Fiat Chrysler calls GM’s bribery allegations ‘preposterous’

DETROIT (AP) — Lawyers for Fiat Chrysler Automobiles say in court documents that allegations by General Motors that FCA bribed union officials are “preposterous” and read like a script from a “third-rate spy movie.”.

GM, in a motion last week, alleged that Fiat Chrysler used foreign bank accounts to bribe union officials so they would stick GM with higher labor costs. FCA called those claims “defamatory and baseless.”

GM alleged in its motion that FCA spent millions on bribes by stashing the money in foreign accounts. The assertion that there is new evidence came as GM asked a federal judge to reconsider his July dismissal of a federal racketeering lawsuit against Fiat Chrysler.

In trying to revive the lawsuit, GM alleged that bribes were paid to two former United Auto Workers presidents, as well as a former union vice president and at least one former GM employee.


UK employment falls by biggest quarterly amount since 2009

LONDON (AP) — Official figures show that the number of people in employment in the U.K. fell by 220,000 in the three months after the country was put into lockdown as a result of the coronavirus pandemic.

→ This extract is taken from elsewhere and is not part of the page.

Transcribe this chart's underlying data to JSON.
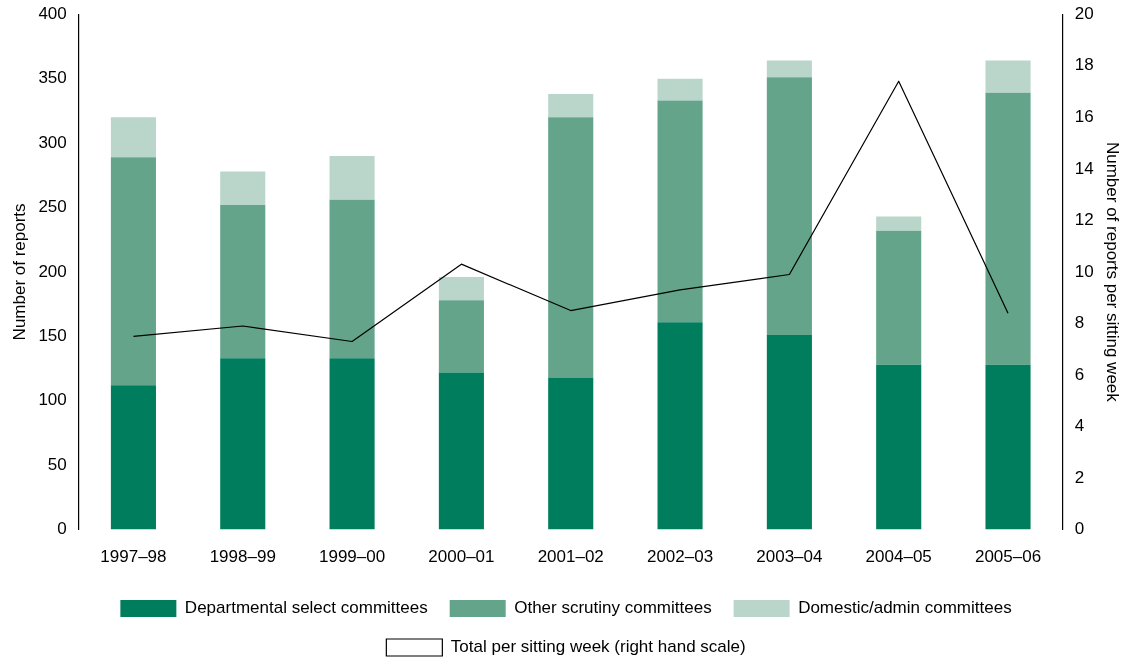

That quarterly decline, which took the total number of people in employment to 32.92 million, is the biggest since the deep recession in 2009 in the wake of the global financial crisis.

So far, Britain has been partly spared the sharp rises in unemployment seen in the United States, for example, because of the government’s Coronavirus Job Retention Scheme, which pays the majority of the salaries of workers who have not been fired.


Hong Kong residents buy newspaper to support free press

HONG KONG (AP) — Hong Kong residents are buying up copies of the Apple Daily newspaper in support for press freedom, one day after police arrested the owner of the paper and raided its premises under a new national security law.

One buyer says, “The government is suppressing freedom of the press.”

The arrests of pro-democracy media tycoon Jimmy Lai and activist Agnes Chow have stoked fears that authorities are using the new law to suppress dissent and free speech in the semi-autonomous Chinese territory.